Benefits from pursuing cultured meat include reducing the amount of methane produced from cattle, switching farmland from feed based agriculture to consumption based agriculture, and an overall reduction in water usage. As of right now scientists cannot determine specific added health benefits to consuming cultured meat, but have suggested that lab-grown meat might be better because it has been produced in a sterile environment, free of dangerous bacteria, and significantly reduce saturated fats which could then be replaced with healthier omega-3 fatty acids. The result of such experiments is a healthier hamburger. According to the Washington Post the “Centers for Disease Control and Prevention estimates that pathogens in conventional meat are the most common sources of fatal food-related infections”. The resulting use of antibiotics in animals for fighting disease and helping growth have been identified as the source of antibiotic-resistant bacteria dangerous to people. One such hormone, estradiol, has been banned in Europe since 2003 but is still administered to farm animals in the United States today.

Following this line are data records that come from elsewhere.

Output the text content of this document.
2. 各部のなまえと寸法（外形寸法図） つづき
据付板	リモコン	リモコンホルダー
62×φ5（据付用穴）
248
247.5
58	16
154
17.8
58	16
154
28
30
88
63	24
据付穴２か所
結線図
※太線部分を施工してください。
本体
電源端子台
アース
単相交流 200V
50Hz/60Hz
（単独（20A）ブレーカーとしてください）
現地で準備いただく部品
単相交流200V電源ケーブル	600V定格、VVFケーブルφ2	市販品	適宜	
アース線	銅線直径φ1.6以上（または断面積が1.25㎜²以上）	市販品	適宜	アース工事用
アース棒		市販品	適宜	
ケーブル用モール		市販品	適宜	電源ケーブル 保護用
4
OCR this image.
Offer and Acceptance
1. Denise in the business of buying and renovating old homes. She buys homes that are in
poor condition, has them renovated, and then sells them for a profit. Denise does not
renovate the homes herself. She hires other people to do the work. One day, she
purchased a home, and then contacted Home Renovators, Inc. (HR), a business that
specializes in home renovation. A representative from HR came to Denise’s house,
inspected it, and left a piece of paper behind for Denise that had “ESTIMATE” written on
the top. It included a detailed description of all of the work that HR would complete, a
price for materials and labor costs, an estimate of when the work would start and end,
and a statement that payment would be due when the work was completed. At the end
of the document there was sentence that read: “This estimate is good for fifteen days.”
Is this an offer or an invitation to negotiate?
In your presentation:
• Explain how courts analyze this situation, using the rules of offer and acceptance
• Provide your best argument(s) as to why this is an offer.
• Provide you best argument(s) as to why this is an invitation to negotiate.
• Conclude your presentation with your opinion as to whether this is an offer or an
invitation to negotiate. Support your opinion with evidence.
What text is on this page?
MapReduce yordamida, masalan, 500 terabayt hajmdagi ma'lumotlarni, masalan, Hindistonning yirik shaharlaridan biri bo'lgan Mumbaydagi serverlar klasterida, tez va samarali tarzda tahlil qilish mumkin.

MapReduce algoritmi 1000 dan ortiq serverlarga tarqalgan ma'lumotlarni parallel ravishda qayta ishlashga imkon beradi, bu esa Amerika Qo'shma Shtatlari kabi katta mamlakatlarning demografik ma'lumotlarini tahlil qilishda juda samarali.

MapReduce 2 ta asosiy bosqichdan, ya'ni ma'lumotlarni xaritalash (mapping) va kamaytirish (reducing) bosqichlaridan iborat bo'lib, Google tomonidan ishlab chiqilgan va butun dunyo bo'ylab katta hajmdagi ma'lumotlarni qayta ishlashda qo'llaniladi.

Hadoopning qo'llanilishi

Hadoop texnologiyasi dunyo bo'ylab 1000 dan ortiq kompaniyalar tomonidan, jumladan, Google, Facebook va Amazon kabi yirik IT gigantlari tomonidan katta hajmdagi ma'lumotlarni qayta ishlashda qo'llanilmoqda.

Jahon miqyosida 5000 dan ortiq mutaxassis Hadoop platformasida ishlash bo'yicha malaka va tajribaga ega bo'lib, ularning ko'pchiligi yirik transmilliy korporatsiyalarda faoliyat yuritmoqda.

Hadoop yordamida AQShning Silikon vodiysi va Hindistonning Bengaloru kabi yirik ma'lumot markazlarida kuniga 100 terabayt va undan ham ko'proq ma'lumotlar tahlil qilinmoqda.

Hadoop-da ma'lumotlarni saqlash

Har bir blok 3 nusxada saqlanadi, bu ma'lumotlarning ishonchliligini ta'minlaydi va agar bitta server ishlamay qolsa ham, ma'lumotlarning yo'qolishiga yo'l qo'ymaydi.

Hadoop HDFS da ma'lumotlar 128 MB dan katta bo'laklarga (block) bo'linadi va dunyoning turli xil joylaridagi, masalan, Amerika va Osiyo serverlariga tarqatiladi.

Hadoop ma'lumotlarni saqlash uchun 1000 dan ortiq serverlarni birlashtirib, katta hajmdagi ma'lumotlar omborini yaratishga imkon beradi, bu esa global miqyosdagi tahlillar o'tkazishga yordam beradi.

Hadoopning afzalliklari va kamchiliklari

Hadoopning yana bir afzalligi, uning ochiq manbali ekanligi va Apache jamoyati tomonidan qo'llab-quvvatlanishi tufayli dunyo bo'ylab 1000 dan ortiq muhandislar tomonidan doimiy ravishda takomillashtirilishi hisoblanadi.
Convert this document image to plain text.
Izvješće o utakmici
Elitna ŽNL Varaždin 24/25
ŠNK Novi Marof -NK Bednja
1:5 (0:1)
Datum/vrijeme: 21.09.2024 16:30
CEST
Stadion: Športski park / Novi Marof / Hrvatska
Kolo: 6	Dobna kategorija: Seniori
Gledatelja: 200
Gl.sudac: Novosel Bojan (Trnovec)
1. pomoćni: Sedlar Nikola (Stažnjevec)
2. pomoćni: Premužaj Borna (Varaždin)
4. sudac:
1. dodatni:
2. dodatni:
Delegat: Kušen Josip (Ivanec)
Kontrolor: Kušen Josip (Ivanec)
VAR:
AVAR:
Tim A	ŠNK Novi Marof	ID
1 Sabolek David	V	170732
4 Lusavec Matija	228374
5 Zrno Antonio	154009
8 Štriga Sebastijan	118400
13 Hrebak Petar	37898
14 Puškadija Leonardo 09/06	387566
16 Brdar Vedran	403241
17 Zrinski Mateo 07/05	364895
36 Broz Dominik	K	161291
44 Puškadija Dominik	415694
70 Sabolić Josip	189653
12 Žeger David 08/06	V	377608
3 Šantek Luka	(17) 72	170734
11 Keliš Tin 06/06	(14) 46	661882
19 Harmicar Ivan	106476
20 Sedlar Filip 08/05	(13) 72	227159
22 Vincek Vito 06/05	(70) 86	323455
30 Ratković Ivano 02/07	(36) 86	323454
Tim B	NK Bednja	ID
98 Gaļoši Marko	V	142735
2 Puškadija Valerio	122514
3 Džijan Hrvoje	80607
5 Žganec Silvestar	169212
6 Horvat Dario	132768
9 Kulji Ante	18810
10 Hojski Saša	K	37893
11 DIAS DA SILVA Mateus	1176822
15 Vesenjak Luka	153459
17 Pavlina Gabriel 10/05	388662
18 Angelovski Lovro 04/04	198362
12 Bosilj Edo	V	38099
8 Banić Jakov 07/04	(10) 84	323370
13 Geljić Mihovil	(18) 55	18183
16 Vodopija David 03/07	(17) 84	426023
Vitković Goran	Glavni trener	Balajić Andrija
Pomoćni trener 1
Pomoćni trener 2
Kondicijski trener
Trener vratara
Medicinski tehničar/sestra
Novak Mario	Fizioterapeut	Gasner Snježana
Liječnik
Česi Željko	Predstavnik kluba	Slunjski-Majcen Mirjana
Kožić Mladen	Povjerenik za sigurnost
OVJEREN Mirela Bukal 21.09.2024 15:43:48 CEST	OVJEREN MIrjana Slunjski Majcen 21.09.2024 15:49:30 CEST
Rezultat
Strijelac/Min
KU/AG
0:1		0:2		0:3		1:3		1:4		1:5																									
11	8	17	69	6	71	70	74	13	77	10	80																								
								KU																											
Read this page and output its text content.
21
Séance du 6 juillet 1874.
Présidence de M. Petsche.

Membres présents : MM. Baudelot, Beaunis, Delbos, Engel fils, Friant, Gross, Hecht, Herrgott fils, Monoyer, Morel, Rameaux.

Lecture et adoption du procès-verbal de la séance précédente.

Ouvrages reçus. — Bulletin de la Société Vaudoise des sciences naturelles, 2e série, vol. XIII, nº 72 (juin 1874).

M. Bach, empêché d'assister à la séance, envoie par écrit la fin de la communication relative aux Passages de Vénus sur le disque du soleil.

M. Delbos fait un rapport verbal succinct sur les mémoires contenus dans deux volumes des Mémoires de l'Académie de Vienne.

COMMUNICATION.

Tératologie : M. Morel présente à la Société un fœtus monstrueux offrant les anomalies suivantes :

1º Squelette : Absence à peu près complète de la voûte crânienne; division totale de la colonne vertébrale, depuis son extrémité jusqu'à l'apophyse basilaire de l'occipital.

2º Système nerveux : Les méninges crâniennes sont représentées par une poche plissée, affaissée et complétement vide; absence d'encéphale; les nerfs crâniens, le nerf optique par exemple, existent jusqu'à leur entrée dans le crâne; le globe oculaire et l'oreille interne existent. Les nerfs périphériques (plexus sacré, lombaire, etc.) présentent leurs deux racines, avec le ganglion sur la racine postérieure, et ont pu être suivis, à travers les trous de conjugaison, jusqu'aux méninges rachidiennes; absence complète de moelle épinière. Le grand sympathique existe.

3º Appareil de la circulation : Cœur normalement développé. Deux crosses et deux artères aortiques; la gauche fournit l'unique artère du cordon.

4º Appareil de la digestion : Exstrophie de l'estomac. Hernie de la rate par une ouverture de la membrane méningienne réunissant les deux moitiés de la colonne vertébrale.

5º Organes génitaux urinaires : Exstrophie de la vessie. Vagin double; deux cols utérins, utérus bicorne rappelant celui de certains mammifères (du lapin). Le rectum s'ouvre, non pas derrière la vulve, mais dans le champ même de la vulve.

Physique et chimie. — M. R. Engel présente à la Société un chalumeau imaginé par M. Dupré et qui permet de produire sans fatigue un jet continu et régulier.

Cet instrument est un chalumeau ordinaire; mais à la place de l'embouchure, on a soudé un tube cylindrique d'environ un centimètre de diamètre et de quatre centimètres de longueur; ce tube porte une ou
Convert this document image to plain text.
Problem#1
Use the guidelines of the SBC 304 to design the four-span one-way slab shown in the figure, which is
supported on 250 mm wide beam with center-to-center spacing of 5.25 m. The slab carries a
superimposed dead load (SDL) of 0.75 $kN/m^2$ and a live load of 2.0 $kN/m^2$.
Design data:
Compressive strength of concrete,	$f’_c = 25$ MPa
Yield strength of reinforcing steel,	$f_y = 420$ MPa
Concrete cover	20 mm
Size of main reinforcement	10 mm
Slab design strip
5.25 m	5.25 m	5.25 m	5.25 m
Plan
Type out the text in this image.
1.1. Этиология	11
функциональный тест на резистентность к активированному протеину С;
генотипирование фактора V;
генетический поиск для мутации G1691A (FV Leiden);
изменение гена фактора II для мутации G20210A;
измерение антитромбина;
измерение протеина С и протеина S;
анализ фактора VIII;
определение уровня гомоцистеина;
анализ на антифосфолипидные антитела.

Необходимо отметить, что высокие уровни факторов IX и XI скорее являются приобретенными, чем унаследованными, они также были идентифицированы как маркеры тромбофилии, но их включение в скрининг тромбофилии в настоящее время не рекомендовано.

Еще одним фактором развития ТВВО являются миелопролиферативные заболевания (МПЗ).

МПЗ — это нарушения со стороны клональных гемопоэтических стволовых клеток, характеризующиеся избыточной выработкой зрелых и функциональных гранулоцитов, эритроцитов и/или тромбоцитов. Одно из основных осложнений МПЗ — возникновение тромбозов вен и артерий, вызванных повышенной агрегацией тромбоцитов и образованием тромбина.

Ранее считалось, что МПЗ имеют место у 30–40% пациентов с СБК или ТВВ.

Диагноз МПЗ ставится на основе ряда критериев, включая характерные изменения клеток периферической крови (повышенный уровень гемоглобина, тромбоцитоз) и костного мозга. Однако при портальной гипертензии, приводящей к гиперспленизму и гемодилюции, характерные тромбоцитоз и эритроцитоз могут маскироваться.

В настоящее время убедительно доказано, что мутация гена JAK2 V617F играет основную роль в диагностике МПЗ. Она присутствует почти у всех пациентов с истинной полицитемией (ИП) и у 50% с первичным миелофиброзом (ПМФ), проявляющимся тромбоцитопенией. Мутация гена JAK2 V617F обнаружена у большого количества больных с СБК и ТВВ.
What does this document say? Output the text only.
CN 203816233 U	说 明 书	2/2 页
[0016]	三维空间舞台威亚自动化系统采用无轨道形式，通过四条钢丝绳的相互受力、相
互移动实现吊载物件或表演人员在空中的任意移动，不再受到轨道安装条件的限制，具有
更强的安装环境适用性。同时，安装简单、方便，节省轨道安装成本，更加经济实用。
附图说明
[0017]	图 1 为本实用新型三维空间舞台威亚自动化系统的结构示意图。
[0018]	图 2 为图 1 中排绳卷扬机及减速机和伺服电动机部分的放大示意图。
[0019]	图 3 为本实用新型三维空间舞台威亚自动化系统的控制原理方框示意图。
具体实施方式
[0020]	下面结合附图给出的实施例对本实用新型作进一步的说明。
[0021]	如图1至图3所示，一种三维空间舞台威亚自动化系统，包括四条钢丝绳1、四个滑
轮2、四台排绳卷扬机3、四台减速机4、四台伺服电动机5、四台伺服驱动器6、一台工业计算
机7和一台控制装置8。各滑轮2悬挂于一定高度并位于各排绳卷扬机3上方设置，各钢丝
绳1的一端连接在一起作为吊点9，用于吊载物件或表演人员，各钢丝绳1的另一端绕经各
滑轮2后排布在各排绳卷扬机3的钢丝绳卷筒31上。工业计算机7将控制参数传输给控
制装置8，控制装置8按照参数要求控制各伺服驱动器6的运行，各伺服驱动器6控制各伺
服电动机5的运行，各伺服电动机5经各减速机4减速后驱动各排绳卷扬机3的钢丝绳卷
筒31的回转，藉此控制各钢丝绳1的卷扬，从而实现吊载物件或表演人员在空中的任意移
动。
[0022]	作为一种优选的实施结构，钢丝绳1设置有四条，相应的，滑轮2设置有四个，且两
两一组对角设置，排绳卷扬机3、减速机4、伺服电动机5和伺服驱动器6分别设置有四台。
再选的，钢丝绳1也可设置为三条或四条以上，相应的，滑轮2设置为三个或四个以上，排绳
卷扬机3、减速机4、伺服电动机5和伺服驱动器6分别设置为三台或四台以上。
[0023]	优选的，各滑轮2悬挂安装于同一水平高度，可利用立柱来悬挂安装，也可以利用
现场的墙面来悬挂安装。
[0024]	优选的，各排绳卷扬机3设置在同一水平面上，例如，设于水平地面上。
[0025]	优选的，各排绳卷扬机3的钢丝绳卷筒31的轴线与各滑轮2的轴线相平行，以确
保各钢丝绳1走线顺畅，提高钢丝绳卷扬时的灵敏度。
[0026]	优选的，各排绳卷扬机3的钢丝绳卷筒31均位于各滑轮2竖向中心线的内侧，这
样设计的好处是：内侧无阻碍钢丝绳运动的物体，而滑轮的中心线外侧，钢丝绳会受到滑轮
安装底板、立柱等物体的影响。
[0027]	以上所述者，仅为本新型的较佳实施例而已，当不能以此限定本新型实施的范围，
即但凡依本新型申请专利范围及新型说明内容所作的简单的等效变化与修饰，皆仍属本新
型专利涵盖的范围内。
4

On the other hand pig related meats such as ham, sausage, and bacon include potentially carcinogenic (cancer causing) compounds that would be more difficult to remove. These compounds include nitrites and nitrates which are responsible for preserving the meat during processing. Because cultured meat is sterile it would require fewer of these compounds to fight bacteria but still require some to prevent oxidation and maintain its original appealing color.

Overall, there are certain possible harmful qualities that cannot be removed from meat. These include heterocyclic aromatic amines (HAA) and polycyclic aromatic hydrocarbons (PAHs), and heme iron which can cause DNA damage but are also responsible for enticing color and flavor.

According to co-founder and chief executive officer of Memphis Meats, Uma Valeti, “we’re not there yet, but in just a few years, we expect to be selling protein-packed pork, beef and chicken that tastes identical to conventionally raised meat but that is cleaner, safer and all-around better than meat from animals raised on farms.”

There are many aspects to achieving our Jetson-like future; food production is just one of them. In a world of finite resources we constantly face the issue of over usage and unsafe industry practices. There are already many different ways that we can combat these issues and we must pursue them, because we only have one planet and it’s our job to do all that we can to make sure we keep our environment happy and healthy.